Triton is a virtual machine that comes with Algebraic Execution Tables (AET) and Arithmetic Intermediate Representations (AIR) for use in combination with a STARK proof system.
https://triton-vm.org
Apache License 2.0
247 stars 37 forks source link

Immediate memory opcodes #318

Open chancehudson opened 3 months ago

chancehudson commented 3 months ago

I saw that the addi instruction was added in a recent commit. Is there any interest in adding read_memi and write_memi instructions? My rationale is, I pretty frequently need to read/write single values to non-sequential, constant, memory indices.

read_memi + n: push value at memory index n onto the stack write_memi + n: pop the top value of the stack and store it at memory index n

n is the memory index. The value being read/written is on the stack. This is beneficial in cases of static memory layouts.

Have you considered such an opcode when writing tasm-lib? Would adding such an instruction add significant overhead to the proving complexity?

Thanks

aszepieniec commented 3 months ago

Thanks for the suggestion. It's not something I recall talking about but definitely worth considering. And please add these suggestions to the maybe-wishlist so that we don't lose track of it.

Just so I understand correctly -- this instruction would allow you to search-and-replace push n read_mem 1 pop 1 by read_memi n, and analogously for write_memi. Is that correct?

Adding extra instructions does add overhead to both proving and verifying and, cumulatively, to proving a verification program. The introduction of addi gave us 2 new degree-lowering columns, which means 2 more NTTs, 2 more columns to be hashed, etc. Note that addi shares a lot of logic with existing instructions; for more complex new instructions the cost might be higher than just two extra columns. Unfortunately, one has to implement it in order to find out what the exact cost is.

Since adding instructions is costly, the benefit of adding one needs to outweigh its cost. A more convenient programmer experience is a benefit for sure, but we are more interested in performance metrics: how many cycles to execute a particular task? We can take a 1% drop in prover speed if we get a 2% faster recursive verification. In light of this question, could you estimate how many cycles the proposed instructions would save (relative and absolute)? Would you be using them inside the innermost body of a nesting of loops, or more likely in their setup?

Sword-Smith commented 3 months ago

A drawback of this suggestion is that the factor 3-speedup that it yields only works with single-word data types, like bool, u32, and b-field elements. For bigger data types like hash-digests, there are no savings as you can currently do

push {address+4}
read_mem 5
pop 1

and using read_mem i would yield

read_memi {address+4}
read_memi {address+3}
read_memi {address+2}
read_memi {address+1}
read_memi {address}

Where address is the location of the 1st word of the digest.

This is not to say that the instruction isn't worth it. Just that it's only beneficial for small data types (and pointers, of course).

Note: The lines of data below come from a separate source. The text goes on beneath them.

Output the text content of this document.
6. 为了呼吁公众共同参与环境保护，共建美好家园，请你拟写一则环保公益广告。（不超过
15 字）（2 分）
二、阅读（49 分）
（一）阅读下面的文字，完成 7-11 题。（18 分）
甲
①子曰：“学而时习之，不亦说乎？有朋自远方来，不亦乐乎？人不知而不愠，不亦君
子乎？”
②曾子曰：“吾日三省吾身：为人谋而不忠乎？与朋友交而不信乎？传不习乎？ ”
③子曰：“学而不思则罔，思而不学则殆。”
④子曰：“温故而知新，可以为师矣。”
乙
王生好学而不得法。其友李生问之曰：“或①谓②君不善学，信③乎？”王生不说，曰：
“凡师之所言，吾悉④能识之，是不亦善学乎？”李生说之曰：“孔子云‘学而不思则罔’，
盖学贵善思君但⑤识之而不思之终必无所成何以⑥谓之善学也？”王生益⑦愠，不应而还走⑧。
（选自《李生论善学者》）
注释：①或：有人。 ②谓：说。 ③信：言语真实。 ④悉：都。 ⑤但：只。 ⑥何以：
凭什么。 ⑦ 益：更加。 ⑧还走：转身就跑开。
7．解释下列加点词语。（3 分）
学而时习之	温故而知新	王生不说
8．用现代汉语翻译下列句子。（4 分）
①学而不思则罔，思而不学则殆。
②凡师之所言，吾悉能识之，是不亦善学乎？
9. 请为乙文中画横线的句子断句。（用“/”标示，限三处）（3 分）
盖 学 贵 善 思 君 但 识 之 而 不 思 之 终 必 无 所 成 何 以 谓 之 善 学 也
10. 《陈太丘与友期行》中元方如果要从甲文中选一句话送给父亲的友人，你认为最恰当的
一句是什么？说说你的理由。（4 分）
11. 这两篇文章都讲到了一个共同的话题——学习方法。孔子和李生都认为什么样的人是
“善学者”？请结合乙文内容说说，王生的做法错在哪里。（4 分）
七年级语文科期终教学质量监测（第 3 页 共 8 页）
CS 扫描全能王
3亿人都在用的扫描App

jan-ferdinand commented 3 months ago

I'm marking this as a “good first issue,” which it only really is with a pattern to match on. One such pattern could be the commit introducing instruction addi that was mentioned in the OP: 3b5bc128c086489301803e0f5b8881d00f681e97

chancehudson commented 3 months ago

Just so I understand correctly -- this instruction would allow you to search-and-replace push n read_mem 1 pop 1 by read_memi n, and analogously for write_memi. Is that correct?

Yes

could you estimate how many cycles the proposed instructions would save

This is tough. I'm designing a scripting language to try and make it easier to write code that executes in the vm. Crucially this code needs to be able to manipulate vectors and matrices, and pass references to such structures. To achieve this i'm passing memory references around. Anytime there's logic manipulating a specific piece of such a memory reference the read_memi/write_memi instructions could provide savings.

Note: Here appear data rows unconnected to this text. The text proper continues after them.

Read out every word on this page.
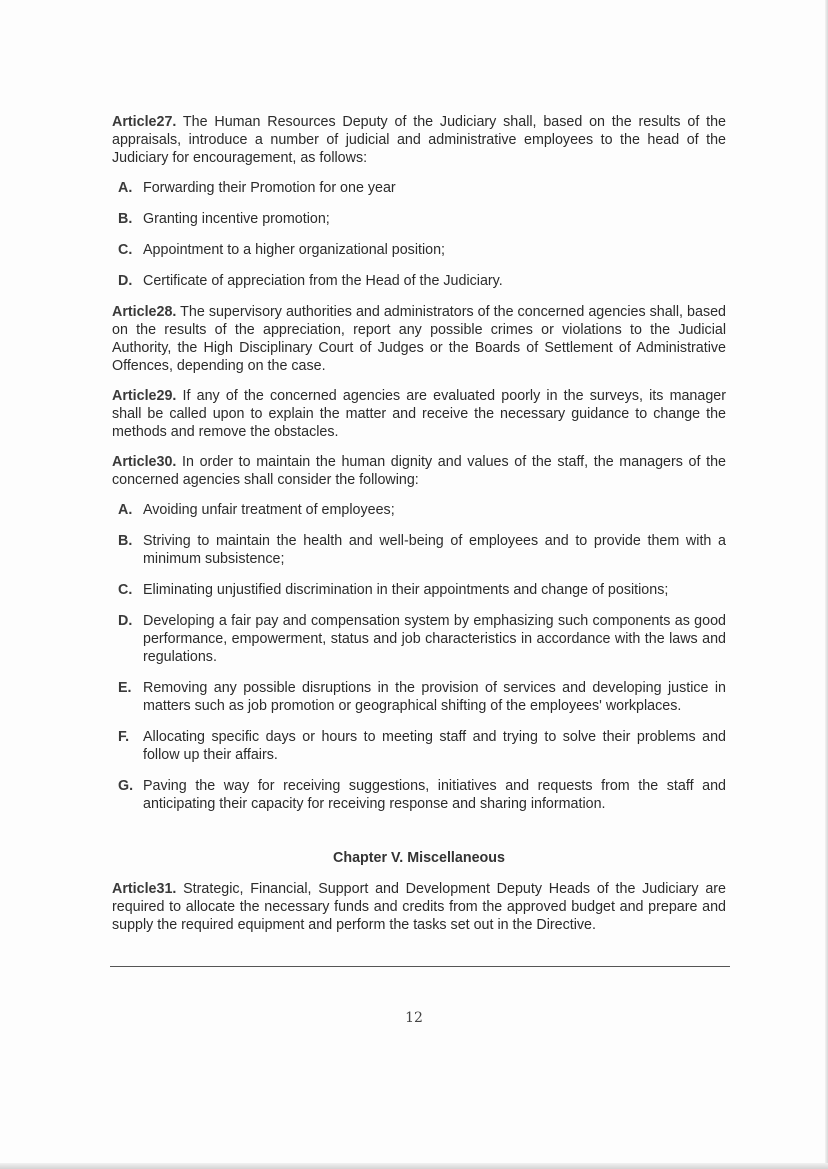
Article27. The Human Resources Deputy of the Judiciary shall, based on the results of the appraisals, introduce a number of judicial and administrative employees to the head of the Judiciary for encouragement, as follows:

A. Forwarding their Promotion for one year
B. Granting incentive promotion;
C. Appointment to a higher organizational position;
D. Certificate of appreciation from the Head of the Judiciary.

Article28. The supervisory authorities and administrators of the concerned agencies shall, based on the results of the appreciation, report any possible crimes or violations to the Judicial Authority, the High Disciplinary Court of Judges or the Boards of Settlement of Administrative Offences, depending on the case.

Article29. If any of the concerned agencies are evaluated poorly in the surveys, its manager shall be called upon to explain the matter and receive the necessary guidance to change the methods and remove the obstacles.

Article30. In order to maintain the human dignity and values of the staff, the managers of the concerned agencies shall consider the following:

A. Avoiding unfair treatment of employees;
B. Striving to maintain the health and well-being of employees and to provide them with a minimum subsistence;
C. Eliminating unjustified discrimination in their appointments and change of positions;
D. Developing a fair pay and compensation system by emphasizing such components as good performance, empowerment, status and job characteristics in accordance with the laws and regulations.
E. Removing any possible disruptions in the provision of services and developing justice in matters such as job promotion or geographical shifting of the employees' workplaces.
F. Allocating specific days or hours to meeting staff and trying to solve their problems and follow up their affairs.
G. Paving the way for receiving suggestions, initiatives and requests from the staff and anticipating their capacity for receiving response and sharing information.
Chapter V. Miscellaneous

Article31. Strategic, Financial, Support and Development Deputy Heads of the Judiciary are required to allocate the necessary funds and credits from the approved budget and prepare and supply the required equipment and perform the tasks set out in the Directive.

12
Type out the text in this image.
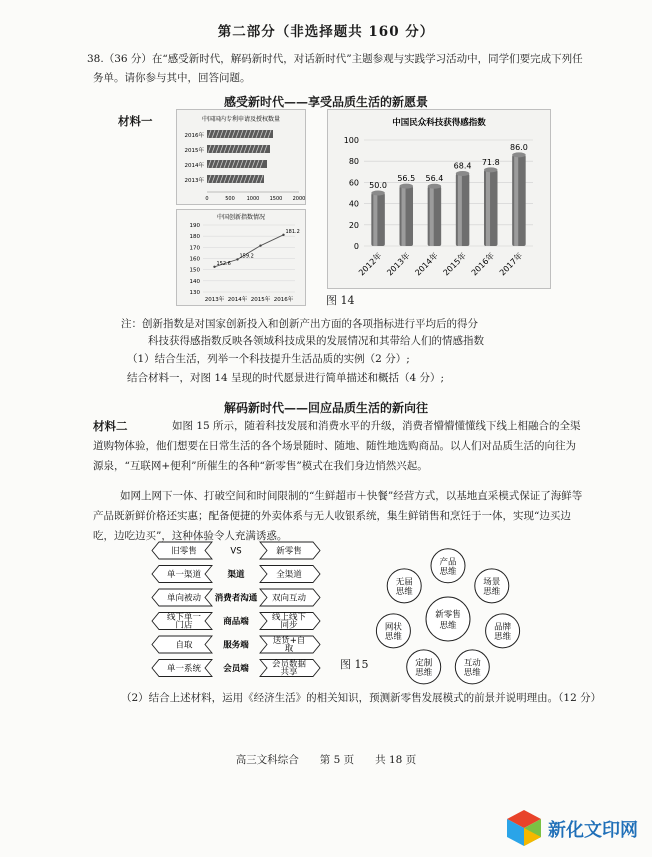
第二部分（非选择题共 160 分）
38.（36 分）在“感受新时代，解码新时代，对话新时代”主题参观与实践学习活动中，同学们要完成下列任务单。请你参与其中，回答问题。
感受新时代——享受品质生活的新愿景
材料一	中国国内专利申请及授权数量
2016年
2015年
2014年
2013年
0	500 1000 1500 2000
中国创新指数情况
190
180
170
160
150
140
130
152.6
2013年
159.2
2014年 2015年
181.2
2016年
中国民众科技获得感指数
0
20
40
60
80
100
50.0
2012年
56.5
2013年
56.4
2014年
68.4
2015年
71.8
2016年
86.0
2017年
图 14
注：创新指数是对国家创新投入和创新产出方面的各项指标进行平均后的得分
科技获得感指数反映各领域科技成果的发展情况和其带给人们的情感指数
（1）结合生活，列举一个科技提升生活品质的实例（2 分）;
结合材料一，对图 14 呈现的时代愿景进行简单描述和概括（4 分）;
解码新时代——回应品质生活的新向往
材料二	如图 15 所示，随着科技发展和消费水平的升级，消费者懵懵懂懂线下线上相融合的全渠道购物体验，他们想要在日常生活的各个场景随时、随地、随性地选购商品。以人们对品质生活的向往为源泉，“互联网+便利”所催生的各种“新零售”模式在我们身边悄然兴起。
如网上网下一体、打破空间和时间限制的“生鲜超市＋快餐”经营方式，以基地直采模式保证了海鲜等产品既新鲜价格还实惠；配备便捷的外卖体系与无人收银系统，集生鲜销售和烹饪于一体，实现“边买边吃，边吃边买”，这种体验令人充满诱惑。
旧零售	VS	新零售
单一渠道	渠道	全渠道
单向被动 消费者沟通 双向互动
线下单一
门店	商品端	线上线下
同步
自取	服务端	送货+自
取
单一系统	会员端	会员数据
共享
新零售
思维
产品
思维
场景
思维
品牌
思维
互动
思维
定制
思维
网状
思维
无届
思维
图 15
（2）结合上述材料，运用《经济生活》的相关知识，预测新零售发展模式的前景并说明理由。（12 分）
高三文科综合　　第 5 页　　共 18 页
新化文印网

I haven't looked into optimizing the code very much. There are certainly cases where contiguous segments are accessed where the values can be buffered on the stack, but there are cases where it's not possible as well. I'll continue to experiment and try to get some empirical data.

This is not to say that the instruction isn't worth it. Just that it's only beneficial for small data types.

Yes it's certainly a niche instruction. I think it's beneficial not just for small data types though, but also cases where additional instruction are needed to arrange the results in sequential order for writing. e.g. cases where swap, dup, etc logic, (stack management) can be replaced with the immediate write/read.